Department of Pharmaceutical Health Outcomes and Policy, College of Pharmacy, University of Houston, Houston, TX, USA.
Medical Affairs, US, Astellas Pharma Global Development, Inc., Northbrook, IL, USA.
Drugs Aging. 2021 Apr;38(4):311-326. doi: 10.1007/s40266-021-00833-x. Epub 2021 Mar 8.
Overactive bladder (OAB), the primary cause of urinary incontinence in nursing homes, is commonly treated with anticholinergic medications; however, the elderly population is vulnerable to the adverse effects associated with anticholinergic burden. Given the relatively high prevalence of OAB among nursing home residents, it is important to understand the magnitude of anticholinergic burden in this population.
The objectives of this study were to (1) examine the prevalence of cumulative anticholinergic burden among long-stay nursing home (LSNH) residents with OAB; and (2) identify the factors associated with varying levels of cumulative anticholinergic burden.
This was a retrospective, cohort study using Minimum Data Set-linked Medicare claims data. Anticholinergic burden was determined based on the Anticholinergic Cognitive Burden scale and patient-specific dosing using defined daily dose. The Andersen Behavioral Model framework was used to identify the predisposing, enabling, and need factors associated with levels of anticholinergic burden. Multivariable logistic regression models were developed to determine the factors associated with levels of anticholinergic burden.

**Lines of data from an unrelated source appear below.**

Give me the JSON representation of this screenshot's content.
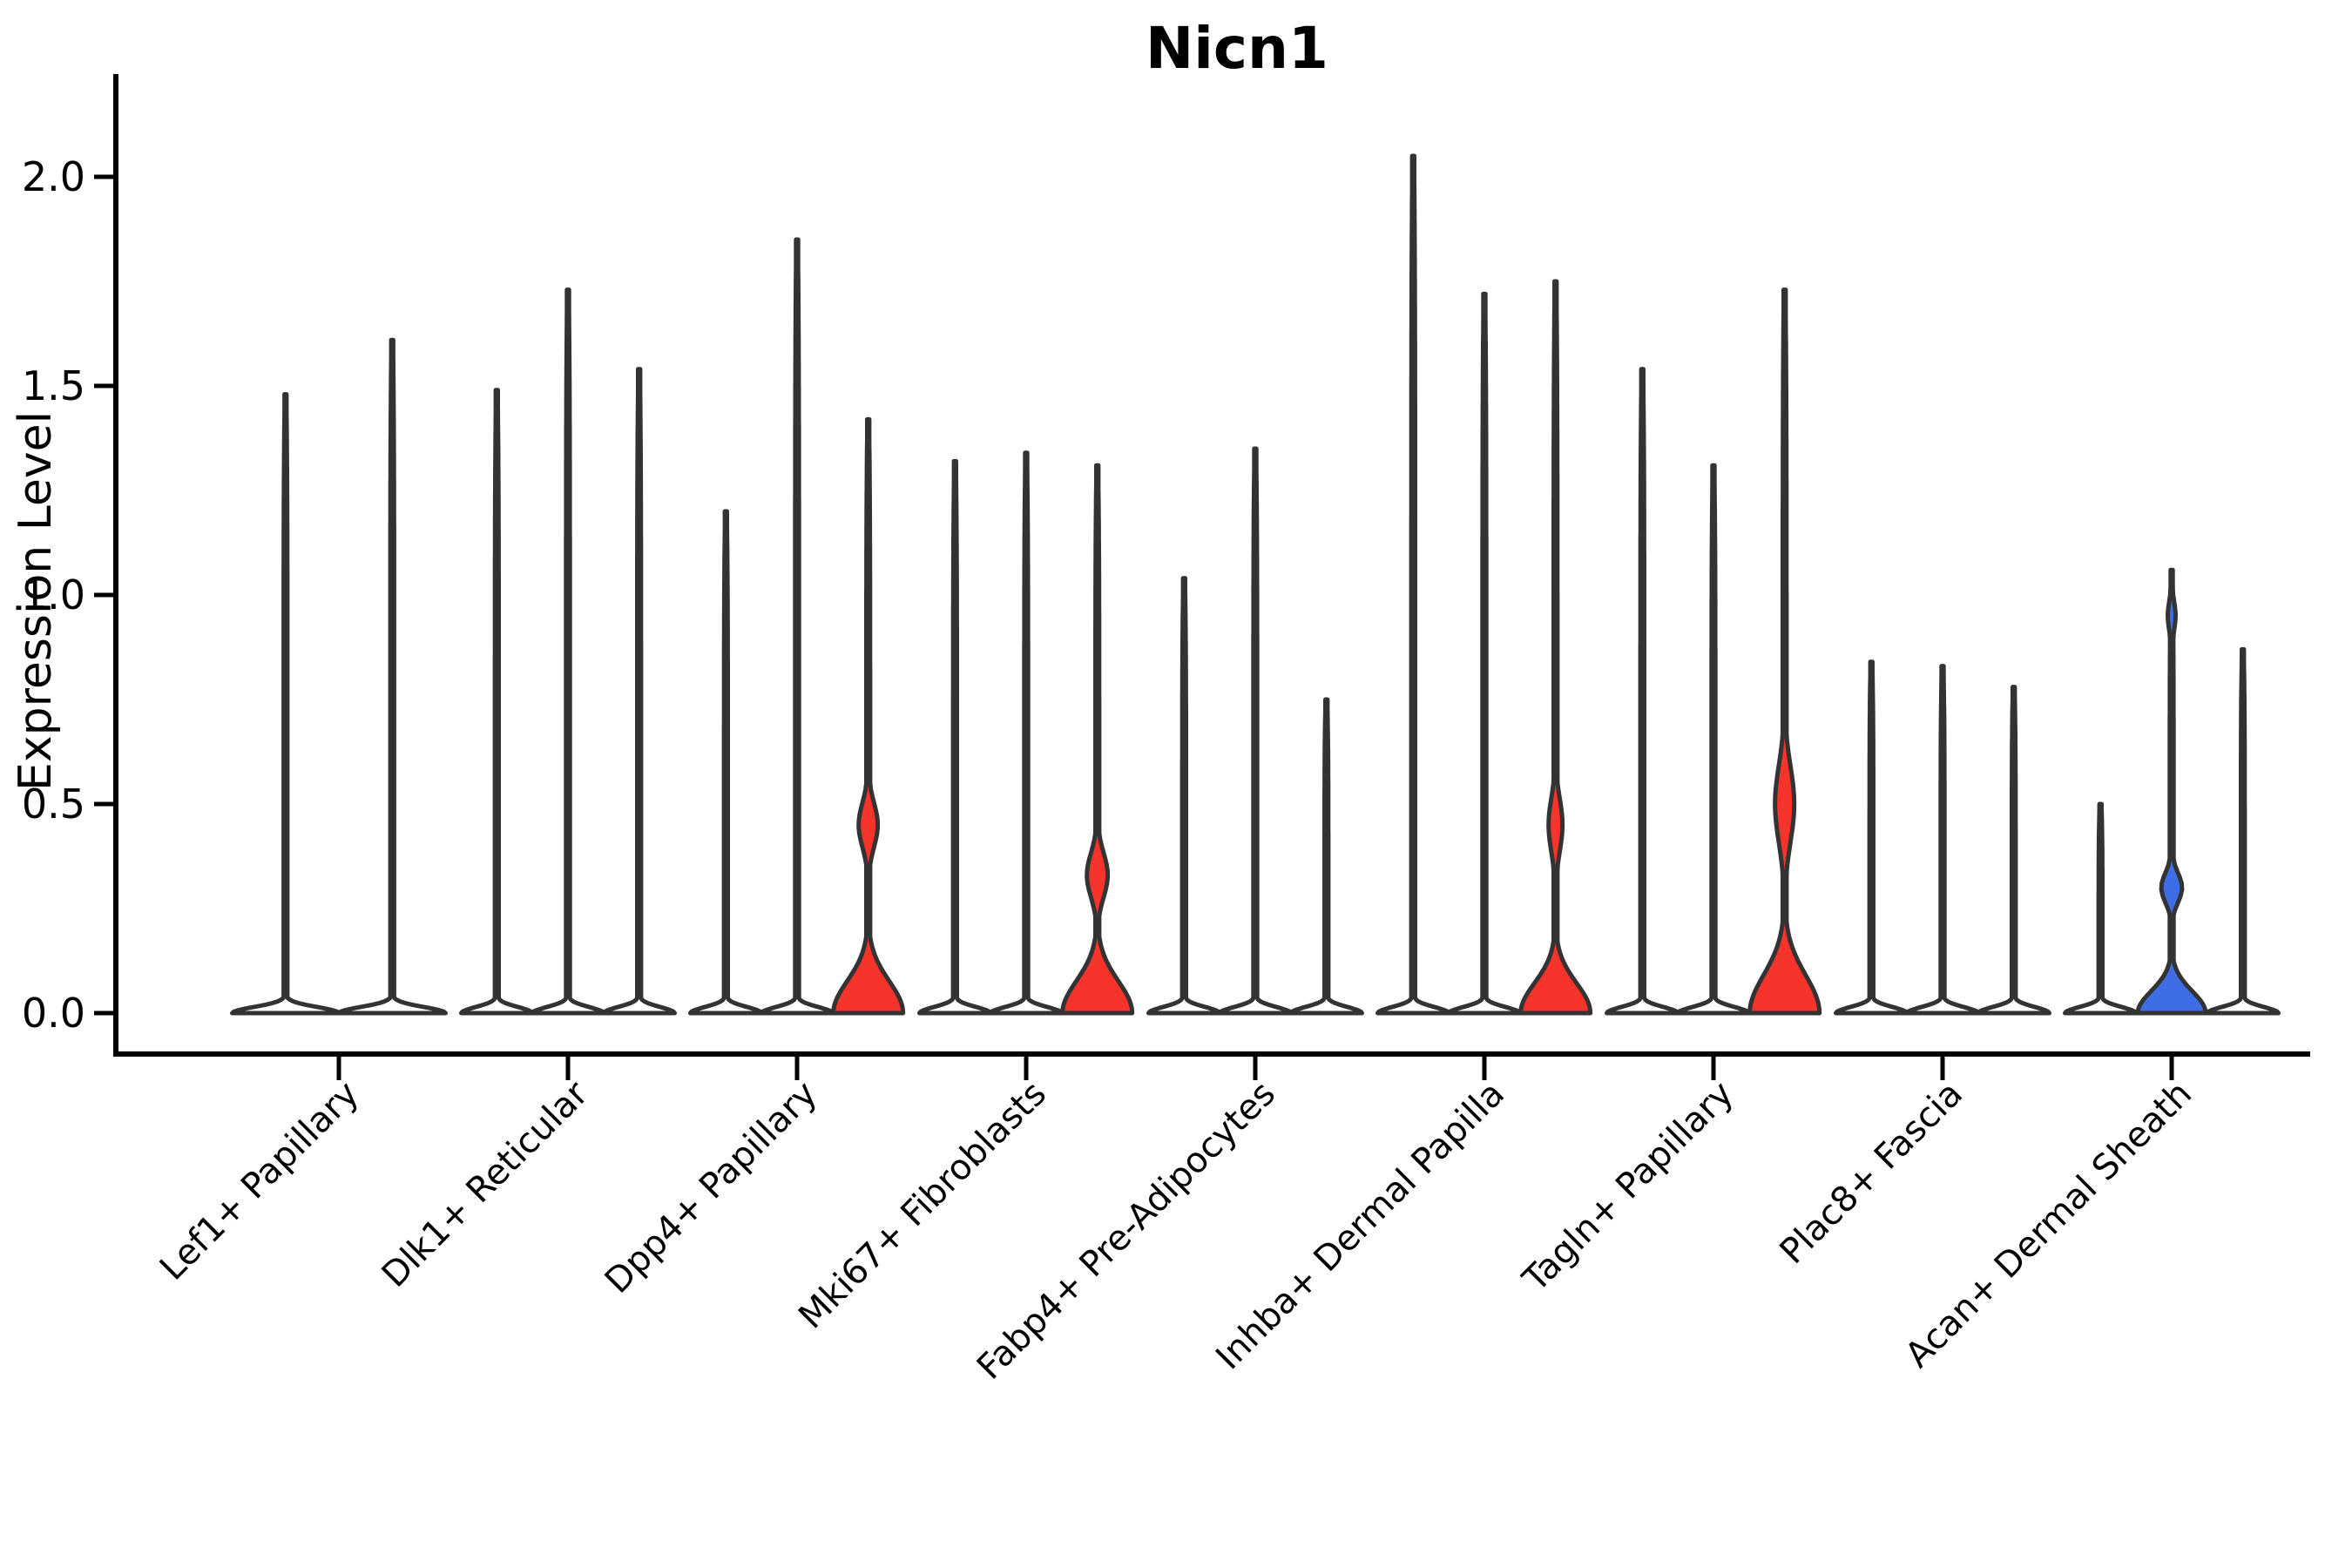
{
  "chart_data": {
    "type": "violin",
    "title": "Nicn1",
    "ylabel": "Expression Level",
    "xlabel": "",
    "yticks": [
      "2.0",
      "1.5",
      "1.0",
      "0.5",
      "0.0"
    ],
    "ylim": [
      -0.13,
      2.25
    ],
    "grid": false,
    "legend": false,
    "colors": {
      "red": "#f6342c",
      "blue": "#3e6de6",
      "edge": "#333333",
      "axis": "#000000",
      "background": "#ffffff"
    },
    "groups": [
      {
        "label": "Lef1+ Papillary",
        "violins": [
          {
            "max": 1.48,
            "fill": "white"
          },
          {
            "max": 1.61,
            "fill": "white"
          }
        ]
      },
      {
        "label": "Dlk1+ Reticular",
        "violins": [
          {
            "max": 1.49,
            "fill": "white"
          },
          {
            "max": 1.73,
            "fill": "white"
          },
          {
            "max": 1.54,
            "fill": "white"
          }
        ]
      },
      {
        "label": "Dpp4+ Papillary",
        "violins": [
          {
            "max": 1.2,
            "fill": "white"
          },
          {
            "max": 1.85,
            "fill": "white"
          },
          {
            "max": 1.42,
            "fill": "red",
            "base": {
              "half_width": 40,
              "height": 0.16
            },
            "bulges": [
              {
                "center": 0.45,
                "half_width": 11,
                "sigma": 0.075
              }
            ]
          }
        ]
      },
      {
        "label": "Mki67+ Fibroblasts",
        "violins": [
          {
            "max": 1.32,
            "fill": "white"
          },
          {
            "max": 1.34,
            "fill": "white"
          },
          {
            "max": 1.31,
            "fill": "red",
            "base": {
              "half_width": 40,
              "height": 0.16
            },
            "bulges": [
              {
                "center": 0.33,
                "half_width": 12,
                "sigma": 0.075
              }
            ]
          }
        ]
      },
      {
        "label": "Fabp4+ Pre-Adipocytes",
        "violins": [
          {
            "max": 1.04,
            "fill": "white"
          },
          {
            "max": 1.35,
            "fill": "white"
          },
          {
            "max": 0.75,
            "fill": "white"
          }
        ]
      },
      {
        "label": "Inhba+ Dermal Papilla",
        "violins": [
          {
            "max": 2.05,
            "fill": "white"
          },
          {
            "max": 1.72,
            "fill": "white"
          },
          {
            "max": 1.75,
            "fill": "red",
            "base": {
              "half_width": 40,
              "height": 0.15
            },
            "bulges": [
              {
                "center": 0.45,
                "half_width": 8,
                "sigma": 0.09
              }
            ]
          }
        ]
      },
      {
        "label": "Tagln+ Papillary",
        "violins": [
          {
            "max": 1.54,
            "fill": "white"
          },
          {
            "max": 1.31,
            "fill": "white"
          },
          {
            "max": 1.73,
            "fill": "red",
            "base": {
              "half_width": 40,
              "height": 0.19
            },
            "bulges": [
              {
                "center": 0.5,
                "half_width": 11,
                "sigma": 0.13
              }
            ]
          }
        ]
      },
      {
        "label": "Plac8+ Fascia",
        "violins": [
          {
            "max": 0.84,
            "fill": "white"
          },
          {
            "max": 0.83,
            "fill": "white"
          },
          {
            "max": 0.78,
            "fill": "white"
          }
        ]
      },
      {
        "label": "Acan+ Dermal Sheath",
        "violins": [
          {
            "max": 0.5,
            "fill": "white"
          },
          {
            "max": 1.06,
            "fill": "blue",
            "base": {
              "half_width": 39,
              "height": 0.11
            },
            "bulges": [
              {
                "center": 0.3,
                "half_width": 12,
                "sigma": 0.05
              },
              {
                "center": 0.95,
                "half_width": 4.5,
                "sigma": 0.05
              }
            ]
          },
          {
            "max": 0.87,
            "fill": "white"
          }
        ]
      }
    ]
  }
}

A total of 123,308 LSNH residents with OAB were identified; 87.2% had some degree of anticholinergic burden and 27.3% had high cumulative burden. Multiple factors were associated with higher levels of burden, including younger age, female sex, and non-Hispanic White ethnicity (predisposing factors); dual eligibility, Southern geographic region, and rural residence (enabling factors); and a number of comorbidities and concomitant medications (need factors).
This study revealed a high level of anticholinergic burden among LSNH residents. Multiple factors were associated with a high level of burden. There is a need to optimize the use of anticholinergics due to their significant safety concerns in the LSNH setting.
在养老院中,膀胱过度活动症(OAB)是导致尿失禁的主要原因,通常采用抗胆碱能药物进行治疗;然而,老年人易受到抗胆碱能负担相关不良反应的影响。鉴于养老院居民中 OAB 的患病率相对较高,了解该人群中抗胆碱能负担的程度非常重要。
本研究旨在:(1)评估患有 OAB 的长期居住养老院(LSNH)居民累积抗胆碱能负担的发生率;(2)确定与累积抗胆碱能负担程度相关的因素。
这是一项使用最小数据集链接医疗保险索赔数据的回顾性队列研究。抗胆碱能负担根据抗胆碱能认知负担量表和基于定义日剂量的患者特定剂量来确定。采用安德森行为模型框架确定与抗胆碱能负担程度相关的倾向因素、促成因素和需求因素。采用多变量逻辑回归模型确定与抗胆碱能负担程度相关的因素。
共确定了 123308 例患有 OAB 的 LSNH 居民;87.2%存在一定程度的抗胆碱能负担,27.3%存在高累积负担。多个因素与较高水平的负担相关,包括年龄较小、女性和非西班牙裔白人种族(倾向因素);双重资格、南部地理区域和农村居住(促成因素);以及多种合并症和伴随药物(需求因素)。
本研究揭示了 LSNH 居民中存在较高水平的抗胆碱能负担。多个因素与高负担水平相关。由于抗胆碱能药物在 LSNH 环境中存在显著的安全性问题,因此需要优化其使用。